The Intergovernmental Authority on Development (IGAD), a regional bloc for East Africa, said in a statement it had called the two-day meeting to “develop a clear roadmap” for the formation of the government, and tackle “pending tasks of the agreement

Government has insisted the meeting must focus on how to push forward with the formation of the unity government, while Machar’s camp wants a delay of six months to resolve issues such as security for his return.

According to Kiir’s spokesman Ateny Wek Ateny ,the president would be represented by members of his negotiating team.

However observers say that crucial steps envisioned in the deal such as establishing a unified army and discussing security control of the capital have yet to take place.

“We would like to see an extension being agreed upon by the parties, but we would also like to see that the government is committed politically and resources wise, so that we implement the activities in the agreement,” senior SPLM-IO member Kang Pal Chol told AFP.

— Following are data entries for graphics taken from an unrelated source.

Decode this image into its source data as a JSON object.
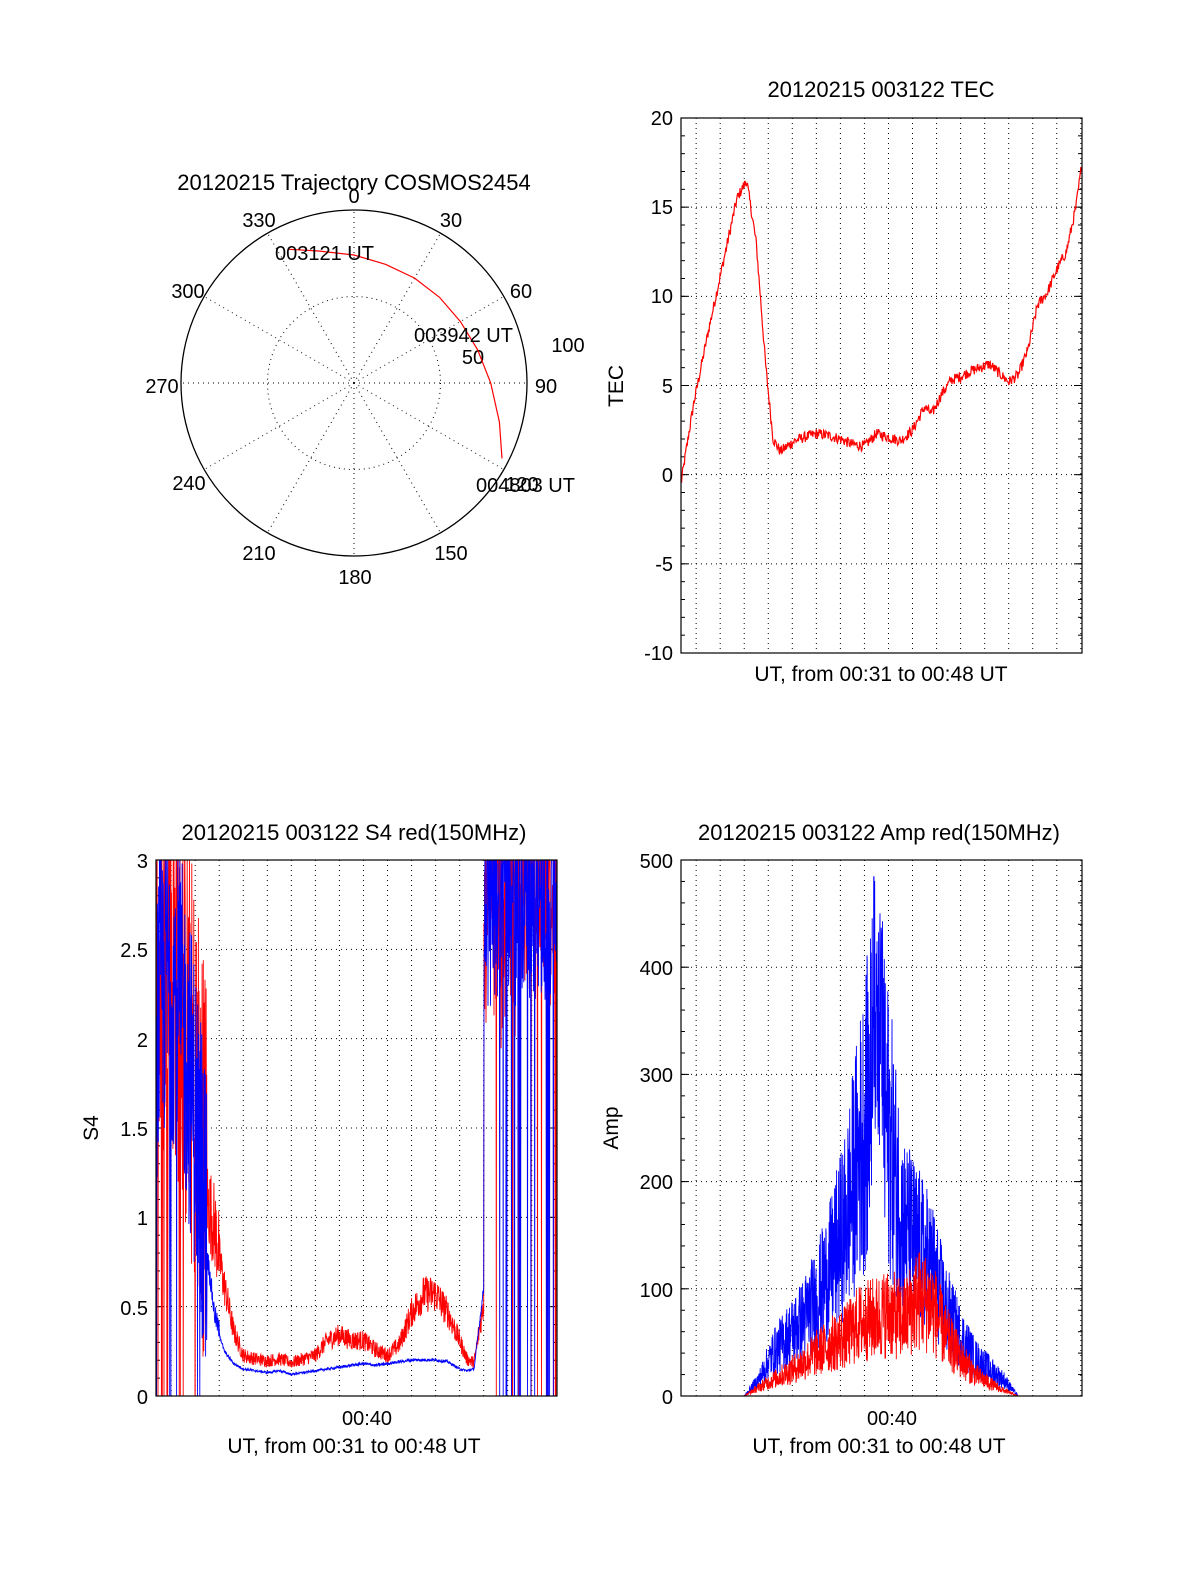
{
  "chart_data": [
    {
      "type": "polar",
      "title": "20120215 Trajectory COSMOS2454",
      "angle_labels": [
        "0",
        "30",
        "60",
        "90",
        "120",
        "150",
        "180",
        "210",
        "240",
        "270",
        "300",
        "330"
      ],
      "radius_labels": [
        "50",
        "100"
      ],
      "annotations": [
        "003121 UT",
        "003942 UT",
        "004803 UT"
      ],
      "trajectory": {
        "color": "#ff0000",
        "points": [
          {
            "az": 334,
            "r": 86
          },
          {
            "az": 345,
            "r": 79
          },
          {
            "az": 0,
            "r": 74
          },
          {
            "az": 15,
            "r": 71
          },
          {
            "az": 30,
            "r": 70
          },
          {
            "az": 45,
            "r": 70
          },
          {
            "az": 60,
            "r": 71
          },
          {
            "az": 75,
            "r": 74
          },
          {
            "az": 90,
            "r": 79
          },
          {
            "az": 105,
            "r": 87
          },
          {
            "az": 117,
            "r": 96
          }
        ]
      }
    },
    {
      "type": "line",
      "title": "20120215 003122 TEC",
      "ylabel": "TEC",
      "xlabel": "UT, from 00:31 to 00:48 UT",
      "ylim": [
        -10,
        20
      ],
      "yticks": [
        "-10",
        "-5",
        "0",
        "5",
        "10",
        "15",
        "20"
      ],
      "xlim": [
        31.37,
        48.05
      ],
      "series": [
        {
          "color": "#ff0000",
          "x": [
            31.37,
            31.6,
            31.9,
            32.2,
            32.5,
            32.9,
            33.3,
            33.7,
            34.1,
            34.5,
            34.9,
            35.2,
            35.5,
            35.8,
            36.1,
            36.5,
            37.0,
            37.5,
            38.0,
            38.5,
            39.0,
            39.5,
            40.0,
            40.5,
            41.0,
            41.5,
            41.8,
            42.2,
            42.6,
            43.0,
            43.4,
            43.8,
            44.2,
            44.6,
            45.0,
            45.4,
            45.8,
            46.2,
            46.6,
            47.0,
            47.4,
            47.8,
            48.05
          ],
          "y": [
            -0.5,
            1.5,
            4.0,
            6.0,
            8.0,
            10.5,
            13.0,
            15.5,
            16.5,
            13.0,
            6.0,
            2.0,
            1.3,
            1.6,
            1.9,
            2.1,
            2.3,
            2.2,
            2.0,
            1.7,
            1.6,
            2.3,
            2.1,
            1.9,
            2.5,
            3.8,
            3.4,
            4.5,
            5.3,
            5.5,
            5.8,
            6.0,
            6.2,
            5.7,
            5.2,
            5.6,
            7.0,
            9.5,
            10.2,
            11.5,
            12.5,
            15.0,
            17.5
          ]
        }
      ]
    },
    {
      "type": "line",
      "title": "20120215 003122 S4 red(150MHz)",
      "ylabel": "S4",
      "xlabel": "UT, from 00:31 to 00:48 UT",
      "ylim": [
        0,
        3
      ],
      "yticks": [
        "0",
        "0.5",
        "1",
        "1.5",
        "2",
        "2.5",
        "3"
      ],
      "xtick_label": "00:40",
      "xlim": [
        31.37,
        48.05
      ],
      "series": [
        {
          "color": "#ff0000",
          "x": [
            31.4,
            31.8,
            32.2,
            32.6,
            33.0,
            33.4,
            33.8,
            34.2,
            34.6,
            35.0,
            35.5,
            36.0,
            36.5,
            37.0,
            37.5,
            38.0,
            38.5,
            39.0,
            39.5,
            40.0,
            40.5,
            41.0,
            41.5,
            42.0,
            42.5,
            43.0,
            43.5,
            44.0,
            44.3,
            44.6,
            45.0
          ],
          "y": [
            2.0,
            2.3,
            2.2,
            1.8,
            1.5,
            1.1,
            0.9,
            0.6,
            0.35,
            0.22,
            0.2,
            0.19,
            0.2,
            0.18,
            0.2,
            0.22,
            0.3,
            0.33,
            0.3,
            0.3,
            0.25,
            0.22,
            0.28,
            0.45,
            0.55,
            0.55,
            0.45,
            0.3,
            0.2,
            0.18,
            0.5
          ]
        },
        {
          "color": "#0000ff",
          "x": [
            31.4,
            31.8,
            32.2,
            32.6,
            33.0,
            33.4,
            33.8,
            34.2,
            34.6,
            35.0,
            35.5,
            36.0,
            36.5,
            37.0,
            37.5,
            38.0,
            38.5,
            39.0,
            39.5,
            40.0,
            40.5,
            41.0,
            41.5,
            42.0,
            42.5,
            43.0,
            43.5,
            44.0,
            44.3,
            44.6,
            45.0
          ],
          "y": [
            1.9,
            2.2,
            2.1,
            1.8,
            1.4,
            0.9,
            0.45,
            0.25,
            0.18,
            0.15,
            0.14,
            0.13,
            0.14,
            0.12,
            0.13,
            0.14,
            0.15,
            0.16,
            0.17,
            0.18,
            0.17,
            0.18,
            0.19,
            0.2,
            0.2,
            0.2,
            0.19,
            0.15,
            0.14,
            0.15,
            0.6
          ]
        }
      ]
    },
    {
      "type": "line",
      "title": "20120215 003122 Amp red(150MHz)",
      "ylabel": "Amp",
      "xlabel": "UT, from 00:31 to 00:48 UT",
      "ylim": [
        0,
        500
      ],
      "yticks": [
        "0",
        "100",
        "200",
        "300",
        "400",
        "500"
      ],
      "xtick_label": "00:40",
      "xlim": [
        31.37,
        48.05
      ],
      "series": [
        {
          "color": "#ff0000",
          "x": [
            31.4,
            33.0,
            34.0,
            34.6,
            35.2,
            35.8,
            36.4,
            37.0,
            37.6,
            38.2,
            38.8,
            39.4,
            40.0,
            40.6,
            41.2,
            41.8,
            42.4,
            43.0,
            43.6,
            44.2,
            44.8,
            45.4,
            48.0
          ],
          "y": [
            0,
            0,
            0,
            8,
            15,
            22,
            30,
            40,
            48,
            55,
            68,
            72,
            78,
            70,
            90,
            85,
            55,
            35,
            20,
            12,
            5,
            0,
            0
          ]
        },
        {
          "color": "#0000ff",
          "x": [
            31.4,
            33.0,
            34.0,
            34.6,
            35.2,
            35.8,
            36.4,
            37.0,
            37.6,
            38.2,
            38.8,
            39.4,
            40.0,
            40.6,
            41.2,
            41.8,
            42.4,
            43.0,
            43.6,
            44.2,
            44.8,
            45.4,
            48.0
          ],
          "y": [
            0,
            0,
            0,
            15,
            40,
            55,
            70,
            90,
            120,
            160,
            230,
            300,
            250,
            160,
            140,
            120,
            80,
            55,
            35,
            25,
            15,
            0,
            0
          ]
        }
      ]
    }
  ]
}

“For now we believe we will reach a consensus,” he said, adding that Machar would attend the meeting in Addis Ababa.

President Salva Kiir, rebel leader Riek Machar and a handful of other groups inked the peace deal in September 2018, the latest in a long line of efforts to end a devastating conflict now in its sixth year.

The Addis meeting comes just days after it was revealed Kiir had hired an American lobby firm to block the formation of a hybrid African Union-South Sudan court to try war crimes, stipulated in the peace agreement.